Dara Kass didn’t need to be a doctor to know that something was seriously wrong with her third child, little Sammy.
At birth, Sammy was smaller than his two siblings. He barely grew. His skin looked orange. He was listless. Later, his belly swelled. “Everything was a little off,” says Dara, who’s an emergency physician.
Testing showed the problem to be “Alpha-1,” which was damaging his liver.
The inherited condition occurs when both parents pass on a faulty gene. The result is an improperly folding protein that should exit into the bloodstream, but instead stays trapped in the liver, causing scarring. Sammy’s condition was life-threatening.
Dara, now 40, and her husband, Michael Kass, 45, decided to do everything they could to save him — so Dara donated a segment of her liver as a living donor.
The Kass family lives in Park Slope, Brooklyn, and the intricate surgery occurred at New York Presbyterian – Columbia University Medical Center, a leader in such transplants.
Nationwide, only around 4 percent of liver transplants involve living donors. Last year, around 10 percent of those were parent-to-child, according to the United Network for Organ Sharing.

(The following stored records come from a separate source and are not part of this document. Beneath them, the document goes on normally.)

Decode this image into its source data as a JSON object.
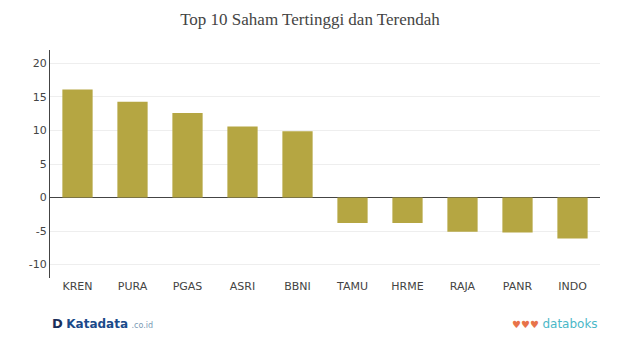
{
  "chart_data": {
    "type": "bar",
    "title": "Top 10 Saham Tertinggi dan Terendah",
    "categories": [
      "KREN",
      "PURA",
      "PGAS",
      "ASRI",
      "BBNI",
      "TAMU",
      "HRME",
      "RAJA",
      "PANR",
      "INDO"
    ],
    "values": [
      16.1,
      14.3,
      12.6,
      10.6,
      9.9,
      -3.8,
      -3.8,
      -5.1,
      -5.2,
      -6.1
    ],
    "color": "#b5a642",
    "ylim": [
      -12,
      22
    ],
    "yticks": [
      -10,
      -5,
      0,
      5,
      10,
      15,
      20
    ],
    "grid": true,
    "annotations": [
      {
        "text": "D",
        "color": "#1a2f5a"
      },
      {
        "text": "Katadata",
        "color": "#1a4a8a"
      },
      {
        "text": ".co.id",
        "color": "#7a9ab5"
      },
      {
        "text": "♥♥♥",
        "color": "#e8734a"
      },
      {
        "text": "databoks",
        "color": "#4ab8c8"
      }
    ]
  }
}
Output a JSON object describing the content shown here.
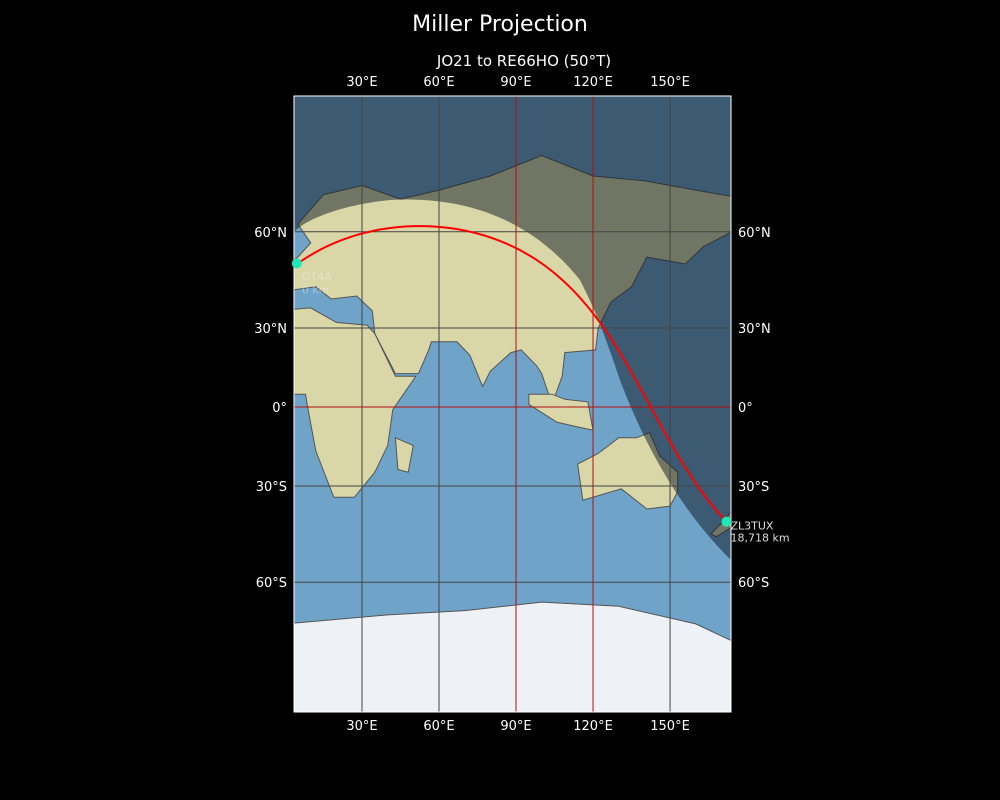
{
  "title": "Miller Projection",
  "subtitle": "JO21 to RE66HO (50°T)",
  "lon_ticks": [
    "30°E",
    "60°E",
    "90°E",
    "120°E",
    "150°E"
  ],
  "lat_ticks": [
    "60°N",
    "30°N",
    "0°",
    "30°S",
    "60°S"
  ],
  "start": {
    "call": "OT4A",
    "distance": "0 km",
    "lat": 51.2,
    "lon": 5.0
  },
  "end": {
    "call": "ZL3TUX",
    "distance": "18,718 km",
    "lat": -42.2,
    "lon": 172.0
  },
  "colors": {
    "path": "#ff0000",
    "marker": "#1de9b6",
    "ocean": "#6fa3c8",
    "land": "#d9d6a8",
    "grid_major": "#b01010",
    "grid": "#444444"
  }
}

The liver is the only solid organ that regenerates. A liver segment from a living donor, rather than a deceased donor, ensures a fresh, healthy liver. “There is minimal but existent data that shows mother-to-child donation for a different liver disease has a better outcome than father-to-child,” Dara says.
The Kasses wanted to give Sammy the best possible chance. “I never thought about the risk to myself,” Dara tells PEOPLE. She signed on in a heartbeat.
The family scheduled the transplant right around Sammy’s second birthday, celebrating with cake in the hospital.
A segment of Dara’s liver was cut out, flushed with a preservative solution, wrapped in three sterile plastic bags and packed in a cooler on ice, says Dr. Adam Griesemer, who worked on both mother and son sides of the transplant team.
Michael, who works in the investment field, was concerned about the liver’s trip between the main hospital, where Dara was, and the adjacent children’s hospital, where Sammy was.
“Do they wait for the light to change and then cross the street?” he wondered. (No, the route includes a skybridge. Dr. Griesemer and a helper walked the precious cargo across.)
The trip was uneventful. “I was asleep,” Dara says. “I was freaking,” her husband says.
Sammy’s old liver was removed and the new segment sewed to his blood vessels.
“Sammy’s liver will continue to grow with him as he turns into an adult,” Dr. Griesemer tells PEOPLE. “It stays exactly the right size for the rest of his life.”
The U.S.’s first living liver transplant occurred in 1989. For donors, the death rate is around 1.7 per thousand, and the risk of a catastrophic outcome is around 3 per thousand.
In the Kass case, all went well. Except for a small belly scar, Sammy resembles any other kindergarten graduate. Still, he must manage his condition.
“He knows that having had a transplant is as much a part of his identity as having brown hair,” Dara says.
He takes anti-rejection medication daily. The liquid is measured in a syringe and squirted into his mouth morning and night.
“It tastes like lemonade but it doesn’t,” Sammy says.
Now, his friends’ parents stock syringes. “When his friends take medicine, they want to take it the way Sammy does,” Dara says. “For a kid with a continuous medical condition, normalizing what he goes through is critical.”
Now, exactly four years post-transplant, Dara has left her job at a hospital in downtown New York City and started a new position uptown, at the very hospital that saved her son’s life.
“I wanted to work at the place I felt the most emotionally connected to,” Dara tells PEOPLE.
Dara is also an advocate for women in emergency medicine and co-founder of FeminEM.org, a resource site.
Sammy is now 6, along with brother Charlie, 8, and sister Hannah, 10, he lives a city-kid life, with school, sports and summer camp.
Dara is grateful for the family’s resources, which allowed them to save Sammy.
Her insurance paid for the surgery and recovery care. She had the ability to take three unpaid months off from work. Otherwise, being a living donor might have been impossible.
“I never forget how lucky we are,” she says.